Q: Let’s say a parent is still alive but has dementia, and the parent’s children want to sell the parent’s home. One child has power of attorney. Does the parent still have a say or can the children just agree and sell the home?
A: The child who has power of attorney for financial matters is supposed to do what is in the best interests of the parent, not the children. If the child with power of attorney is later sued and is found to have acted not in the best interests of the parent, there could be trouble.
There are times that a parent may no longer what is in his or her best interests. If all of the children agree on what may need to be done and the child with the power of attorney also agrees, as long as the actions are taken in the best interest of the parent, the parent under these circumstances may not have a say in the sale of the home.
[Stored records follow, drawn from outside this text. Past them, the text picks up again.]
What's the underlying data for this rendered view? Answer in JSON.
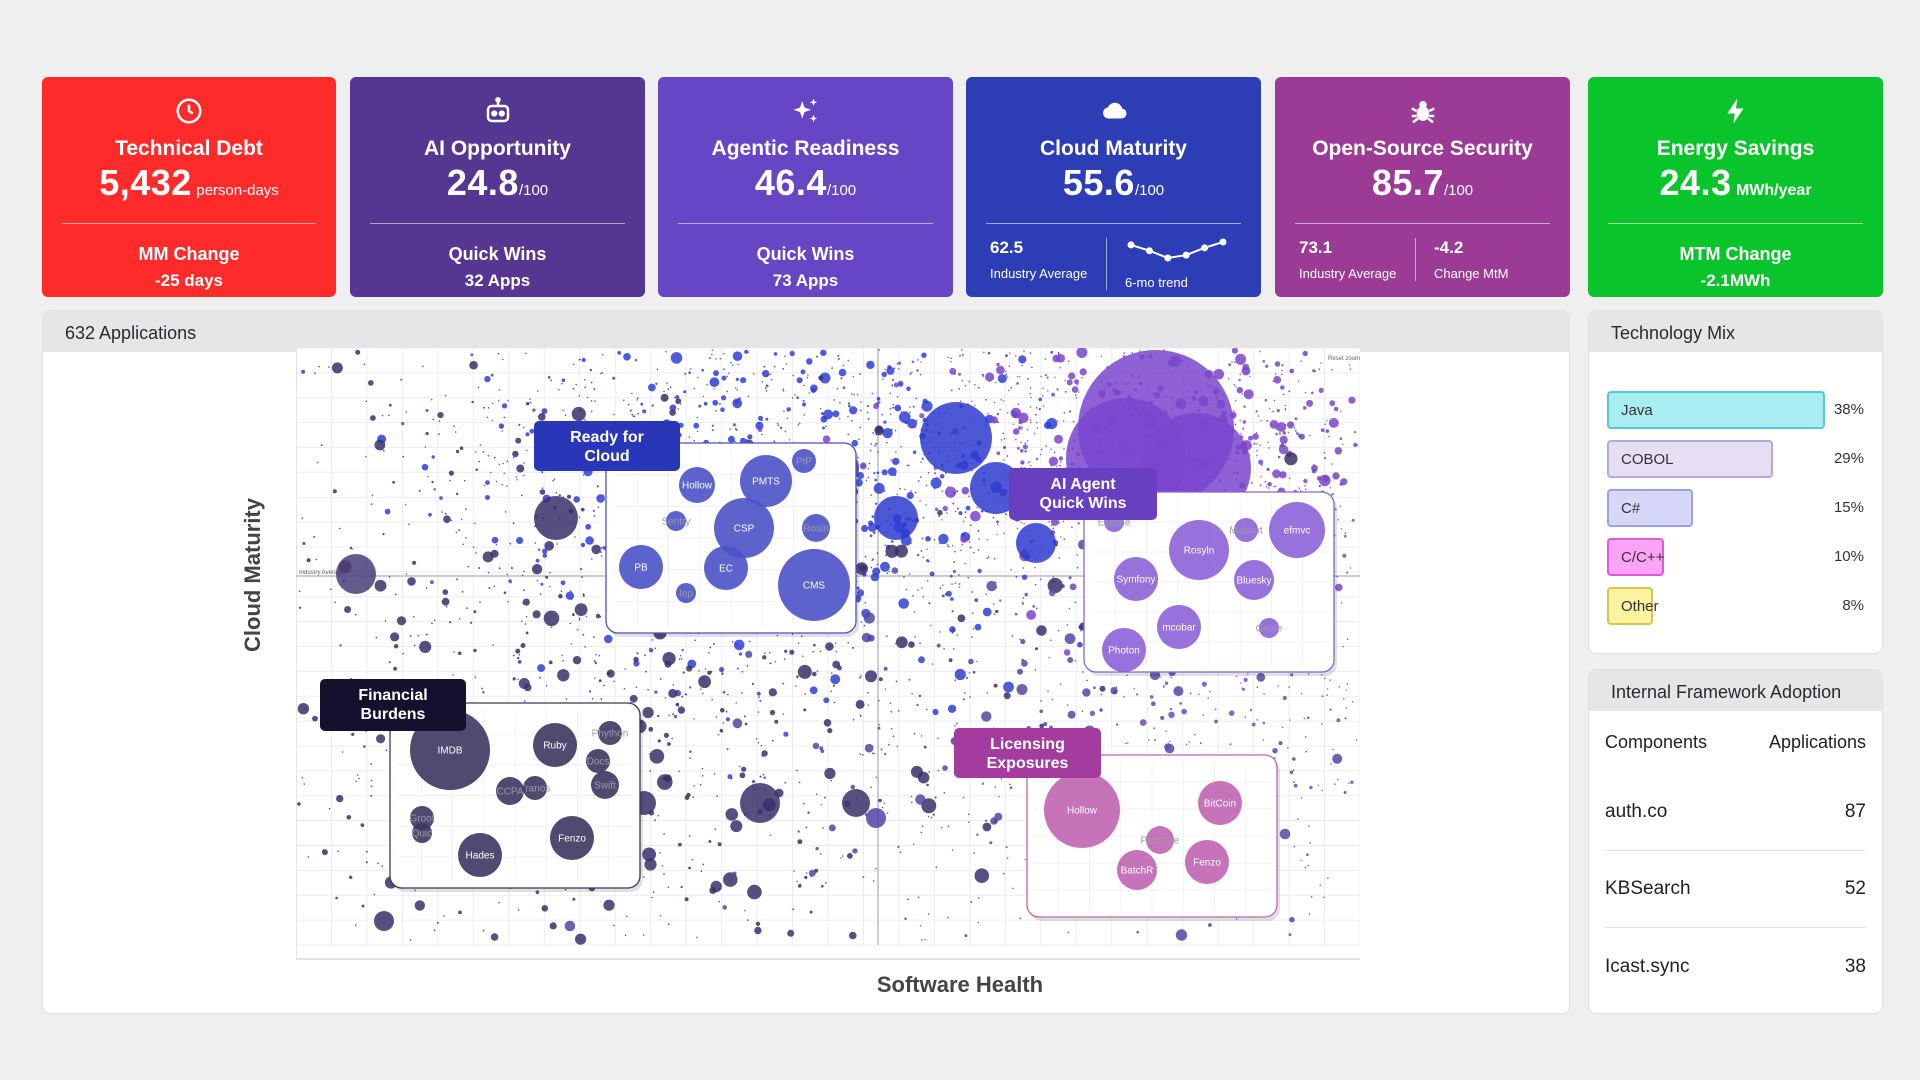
{
  "kpis": [
    {
      "title": "Technical Debt",
      "value": "5,432",
      "unit": "person-days",
      "sub_label": "MM Change",
      "sub_value": "-25 days",
      "icon": "clock-icon",
      "color": "#ff2a2a"
    },
    {
      "title": "AI Opportunity",
      "value": "24.8",
      "unit": "/100",
      "sub_label": "Quick Wins",
      "sub_value": "32 Apps",
      "icon": "robot-icon",
      "color": "#553792"
    },
    {
      "title": "Agentic Readiness",
      "value": "46.4",
      "unit": "/100",
      "sub_label": "Quick Wins",
      "sub_value": "73 Apps",
      "icon": "sparkles-icon",
      "color": "#6646c4"
    },
    {
      "title": "Cloud Maturity",
      "value": "55.6",
      "unit": "/100",
      "left_value": "62.5",
      "left_label": "Industry Average",
      "right_label": "6-mo trend",
      "icon": "cloud-icon",
      "color": "#2c3db5",
      "trend": [
        58,
        54,
        49,
        51,
        56,
        60
      ]
    },
    {
      "title": "Open-Source Security",
      "value": "85.7",
      "unit": "/100",
      "left_value": "73.1",
      "left_label": "Industry Average",
      "right_value": "-4.2",
      "right_label": "Change MtM",
      "icon": "bug-icon",
      "color": "#9b3b96"
    },
    {
      "title": "Energy Savings",
      "value": "24.3",
      "unit": "MWh/year",
      "sub_label": "MTM Change",
      "sub_value": "-2.1MWh",
      "icon": "lightning-icon",
      "color": "#0ac42b"
    }
  ],
  "scatter_panel": {
    "header": "632 Applications",
    "x_label": "Software Health",
    "y_label": "Cloud Maturity",
    "reference_label": "Industry Average",
    "reset_label": "Reset zoom"
  },
  "chart_data": {
    "type": "scatter",
    "xlabel": "Software Health",
    "ylabel": "Cloud Maturity",
    "groups": [
      {
        "name": "Ready for Cloud",
        "color": "#4a52c6",
        "points": [
          "Hollow",
          "PMTS",
          "PtP",
          "Sentry",
          "CSP",
          "Rosin",
          "PB",
          "EC",
          "Iep",
          "CMS"
        ]
      },
      {
        "name": "AI Agent Quick Wins",
        "color": "#8c62d8",
        "points": [
          "Echline",
          "Mabout",
          "efmvc",
          "Rosyln",
          "Symfony",
          "Bluesky",
          "mcobar",
          "Genie",
          "Photon"
        ]
      },
      {
        "name": "Financial Burdens",
        "color": "#3d3560",
        "points": [
          "IMDB",
          "Ruby",
          "Phython",
          "Docs",
          "Swift",
          "Tranos",
          "CCPA",
          "Groot",
          "Quic",
          "Hades",
          "Fenzo"
        ]
      },
      {
        "name": "Licensing Exposures",
        "color": "#c064b2",
        "points": [
          "Hollow",
          "BitCoin",
          "PetStore",
          "Fenzo",
          "BatchR"
        ]
      }
    ]
  },
  "tech_mix": {
    "header": "Technology Mix",
    "items": [
      {
        "label": "Java",
        "pct": "38%",
        "share": 0.38,
        "fill": "#a8eef0",
        "border": "#58c9d2"
      },
      {
        "label": "COBOL",
        "pct": "29%",
        "share": 0.29,
        "fill": "#e6dff4",
        "border": "#b8a8dc"
      },
      {
        "label": "C#",
        "pct": "15%",
        "share": 0.15,
        "fill": "#d6d8fa",
        "border": "#9aa0ec"
      },
      {
        "label": "C/C++",
        "pct": "10%",
        "share": 0.1,
        "fill": "#fda4f6",
        "border": "#e05ad8"
      },
      {
        "label": "Other",
        "pct": "8%",
        "share": 0.08,
        "fill": "#fbf39f",
        "border": "#d7c64a"
      }
    ]
  },
  "frameworks": {
    "header": "Internal Framework Adoption",
    "col_component": "Components",
    "col_apps": "Applications",
    "rows": [
      {
        "name": "auth.co",
        "apps": "87"
      },
      {
        "name": "KBSearch",
        "apps": "52"
      },
      {
        "name": "Icast.sync",
        "apps": "38"
      }
    ]
  }
}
One particular issue, however, comes to mind. The children, and in particular, the child with the power of attorney, needs to make sure that he or she has the legal power to do certain things and take care of certain affairs of the parent.
If the parent still has the capacity to make his or her own decisions, the power of attorney may not be effective. Some powers of attorney are only effective upon the occurrence of certain events. If a parent is incapacitated and in the hospital, the child has the right to take certain actions using the power of attorney.
In other cases, the parent might need to be declared legally incompetent for the child to use the power of attorney. For this reason, the person receiving the power of attorney needs to understand under what circumstance he or she can use the power of attorney.
The child with the power of attorney should speak to an elder law attorney to get some guidance about what to do with the property and evaluate whether selling is in the parents’ best interests.